Aerospace research benefits from Huron five-axis technology
The Bedford-based Aircraft Research Association (ARA), was founded in 1952 as an independent research and development organisation by 14 member companies, of the Society British Aerospace Companies, including Blackburn & General Aircraft, A.V. Roe & Co., Rolls Royce, and Hawker Aircraft. Their remit, which remains the same to this day, is to provide specialist services to the aerospace industry; including high speed wind tunnel testing, computational fluid dynamics, and high precision wind tunnel model design and manufacture. With recent Government emphasis on the aerodynamic and aerospace industries, ARA has been able to utilise investment that further enhances its offering to global aerospace partners.
ARA’s customers include most of the world’s major civil aircraft and defence system manufacturers and, with one of the world’s leading transonic wind tunnels on site, it is an important strategic facility for the UK aerospace industry. This was recognised recently when the Government launched two new initiatives, the UK Aerodynamics Centre and the Aerospace Technology Institute, in which ARA plays a significant and active role. The result of these initiatives was ARA’s access to Government funding, which has been invested to upgrade its wind tunnel, computational and machining capacity. This also included the purchase of a Huron KX50M five-axis machining centre from Fortron UK.
The Design and Manufacturing department, at ARA, focusses on the production of one-off and low-volume scale models, and associated equipment, for use in its own transonic wind tunnel (maximum speed Mach 1.4); as well as low-speed, transonic, supersonic and hypersonic wind tunnels in Europe, America and Asia. ARA is also a supplier of models for the European Transonic Wind Tunnel (ETW) in Germany and the NASA National Transonic Facility (NTF) in America. These are two of the largest cryogenic wind tunnel facilities in the world. The accuracy of these models is paramount as any surface deviations can affect the wind tunnel test results. Therefore, surfaces have to be produced to 0.025 mm geometric tolerances, with no steps on the surfaces whatsoever. This requires a high level of machining skill, together with manual polishing and finishing.
With some highly complex models requiring up to 3 months of machining time alone, the Government grant enabled ARA to review its machining capacity, which up to then included a number of large machining centres, and some smaller five-axis machines. ARA identified the need for a large five-axis capability that would open up opportunities for larger model manufacture, and also improve quality and surface finish; due to fewer set ups being required. The machine chosen was a Huron KX50M, supplied by Fortron UK. The machine is part of the specialist five-axis, high speed, machine range from Strasbourg, France-based Huron, whose focus is on high technology industries such as the aerospace sector. Established over 100 years ago Huron has consistently developed innovative, high-technology, high-performance products.

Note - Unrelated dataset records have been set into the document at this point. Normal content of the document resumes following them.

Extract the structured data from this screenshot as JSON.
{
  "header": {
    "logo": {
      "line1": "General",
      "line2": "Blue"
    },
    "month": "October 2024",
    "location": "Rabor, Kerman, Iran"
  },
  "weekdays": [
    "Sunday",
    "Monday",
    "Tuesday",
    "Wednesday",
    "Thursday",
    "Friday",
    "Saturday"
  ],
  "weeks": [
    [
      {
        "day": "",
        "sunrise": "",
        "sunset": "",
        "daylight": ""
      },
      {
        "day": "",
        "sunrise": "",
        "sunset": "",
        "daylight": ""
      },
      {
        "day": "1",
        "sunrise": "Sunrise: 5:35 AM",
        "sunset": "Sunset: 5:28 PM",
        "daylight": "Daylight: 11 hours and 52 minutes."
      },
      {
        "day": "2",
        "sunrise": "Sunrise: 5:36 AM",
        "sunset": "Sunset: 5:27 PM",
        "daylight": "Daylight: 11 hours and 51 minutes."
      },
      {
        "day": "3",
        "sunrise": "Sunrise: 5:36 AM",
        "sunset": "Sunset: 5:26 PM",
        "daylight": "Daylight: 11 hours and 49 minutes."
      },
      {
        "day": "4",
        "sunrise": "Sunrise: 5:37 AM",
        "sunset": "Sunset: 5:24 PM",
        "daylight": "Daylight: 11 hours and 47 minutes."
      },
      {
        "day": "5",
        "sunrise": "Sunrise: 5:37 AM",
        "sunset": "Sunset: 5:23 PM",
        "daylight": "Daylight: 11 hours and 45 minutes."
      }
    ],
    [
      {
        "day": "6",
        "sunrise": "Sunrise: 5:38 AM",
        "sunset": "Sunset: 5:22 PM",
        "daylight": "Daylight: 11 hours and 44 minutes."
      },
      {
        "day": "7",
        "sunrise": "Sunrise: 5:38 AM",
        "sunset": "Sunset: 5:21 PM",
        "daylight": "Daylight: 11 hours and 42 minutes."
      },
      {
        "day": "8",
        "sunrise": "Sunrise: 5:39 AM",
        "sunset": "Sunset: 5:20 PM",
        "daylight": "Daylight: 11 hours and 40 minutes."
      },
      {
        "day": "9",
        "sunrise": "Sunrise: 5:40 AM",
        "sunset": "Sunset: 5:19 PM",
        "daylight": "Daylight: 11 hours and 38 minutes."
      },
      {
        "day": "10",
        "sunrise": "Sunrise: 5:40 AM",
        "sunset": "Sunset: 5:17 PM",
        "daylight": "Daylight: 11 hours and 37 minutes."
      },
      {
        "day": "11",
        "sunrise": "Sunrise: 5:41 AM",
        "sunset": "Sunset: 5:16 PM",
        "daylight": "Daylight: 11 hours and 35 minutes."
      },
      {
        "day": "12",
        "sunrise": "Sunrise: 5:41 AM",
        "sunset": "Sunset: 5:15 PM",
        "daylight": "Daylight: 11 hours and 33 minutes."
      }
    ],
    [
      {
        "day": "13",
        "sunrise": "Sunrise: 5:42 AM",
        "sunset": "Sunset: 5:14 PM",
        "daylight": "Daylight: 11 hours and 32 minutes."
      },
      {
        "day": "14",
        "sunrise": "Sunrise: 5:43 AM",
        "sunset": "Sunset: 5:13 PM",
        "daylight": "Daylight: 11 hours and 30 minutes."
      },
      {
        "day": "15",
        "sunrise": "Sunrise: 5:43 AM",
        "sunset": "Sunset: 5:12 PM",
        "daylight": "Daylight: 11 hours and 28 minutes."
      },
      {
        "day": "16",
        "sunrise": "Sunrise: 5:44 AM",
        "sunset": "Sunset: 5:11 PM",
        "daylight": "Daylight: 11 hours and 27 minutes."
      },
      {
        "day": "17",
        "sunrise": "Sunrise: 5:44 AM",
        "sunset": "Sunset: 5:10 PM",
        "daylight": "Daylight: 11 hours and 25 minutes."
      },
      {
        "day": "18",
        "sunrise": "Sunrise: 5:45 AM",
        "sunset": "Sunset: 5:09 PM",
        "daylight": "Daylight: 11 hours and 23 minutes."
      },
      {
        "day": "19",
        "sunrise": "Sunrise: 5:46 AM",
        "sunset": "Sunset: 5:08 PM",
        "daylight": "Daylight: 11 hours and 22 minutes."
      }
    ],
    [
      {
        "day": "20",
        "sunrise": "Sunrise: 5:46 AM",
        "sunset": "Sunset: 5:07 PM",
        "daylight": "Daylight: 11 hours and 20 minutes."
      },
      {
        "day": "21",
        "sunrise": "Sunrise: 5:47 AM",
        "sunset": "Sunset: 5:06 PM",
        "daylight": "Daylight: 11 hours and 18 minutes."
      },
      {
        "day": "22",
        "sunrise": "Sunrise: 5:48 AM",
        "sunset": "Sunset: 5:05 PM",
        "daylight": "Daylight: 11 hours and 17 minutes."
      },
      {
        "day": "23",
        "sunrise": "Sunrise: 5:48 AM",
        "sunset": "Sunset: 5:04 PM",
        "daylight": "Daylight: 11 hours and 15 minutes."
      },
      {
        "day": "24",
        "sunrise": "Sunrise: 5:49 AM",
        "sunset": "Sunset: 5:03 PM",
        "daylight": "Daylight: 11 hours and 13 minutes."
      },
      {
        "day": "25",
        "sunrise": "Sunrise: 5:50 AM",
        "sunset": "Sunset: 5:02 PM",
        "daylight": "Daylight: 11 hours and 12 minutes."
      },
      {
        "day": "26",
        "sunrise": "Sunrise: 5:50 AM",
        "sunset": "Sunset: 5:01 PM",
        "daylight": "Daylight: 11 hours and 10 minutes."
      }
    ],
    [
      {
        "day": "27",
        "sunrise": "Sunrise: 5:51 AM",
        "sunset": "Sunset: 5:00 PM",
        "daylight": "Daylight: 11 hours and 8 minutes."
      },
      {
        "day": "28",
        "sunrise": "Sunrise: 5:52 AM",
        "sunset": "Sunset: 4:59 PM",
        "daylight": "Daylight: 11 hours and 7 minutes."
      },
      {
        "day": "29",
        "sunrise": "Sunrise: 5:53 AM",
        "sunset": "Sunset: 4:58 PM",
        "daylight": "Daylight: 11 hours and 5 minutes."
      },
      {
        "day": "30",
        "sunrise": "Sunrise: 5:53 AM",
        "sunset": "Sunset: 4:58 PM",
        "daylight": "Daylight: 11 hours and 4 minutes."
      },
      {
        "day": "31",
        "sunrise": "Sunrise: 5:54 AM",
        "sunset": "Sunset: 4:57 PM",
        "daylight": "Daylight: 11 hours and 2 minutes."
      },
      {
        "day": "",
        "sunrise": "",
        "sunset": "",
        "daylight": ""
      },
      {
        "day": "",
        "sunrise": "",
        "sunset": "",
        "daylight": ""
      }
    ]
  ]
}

The Huron KMX50M is a portal-style machine with continuous five-axis movement, with the rotational B and C axes contained within the milling head, and enhanced with linear axis travels of 2000 mm, 1700 mm and 800 mm in X, Y and Z, respectively.
“The Huron KX 50 meets our requirements completely and we are using its high speed machining capability to improve surface quality (or reduce cycle times), which in turn is reducing the amount of manual finishing required,”
says Martin Hammond, ARA’s Machining Strategy Leader.
“One of our major criteria was reliability, as due to challenging manufacturing timescales we need to be confident that the machine will perform as expected, and to the accuracy levels that we need, In this respect the Huron has not let us down.”
The Huron KX series of machines all feature +/- 95 degree movement in the B axis and +/- 190 degrees in the C axis and the KX50M, at ARA, benefits from a 75 KW/20,000 revs/min HSK 63A spindle, with control being provided by a Heidenhain iTNC 530 contouring control. The combination of machine build quality, and control system, results in a highly accurate machine, with repeatability of 0.004 mm in the linear axes, and 5 seconds in the rotational axes. To maximise the potential of the machine, especially on the cryogenic models that ARA produces, Huron and Fortron UK worked closely with ARA after installation to further develop the high speed machining strategies being used.
“Having this Huron machine means we now have the capability to manufacture larger wind tunnel models, than we could on our existing equipment,”
says Nigel Corby, ARA’s Business Development Executive.
“The performance of the machine also makes us more competitive on the world stage, where we have four, or five, main competitors for the research work that we undertake; and, while our core capability is in the design and development of aerospace related wind tunnel models, the addition of the Huron KX50M has also opened up opportunities to accept work from customers, who have a requirement for precision manufacturing of high value, highly complex components, for any industry application.”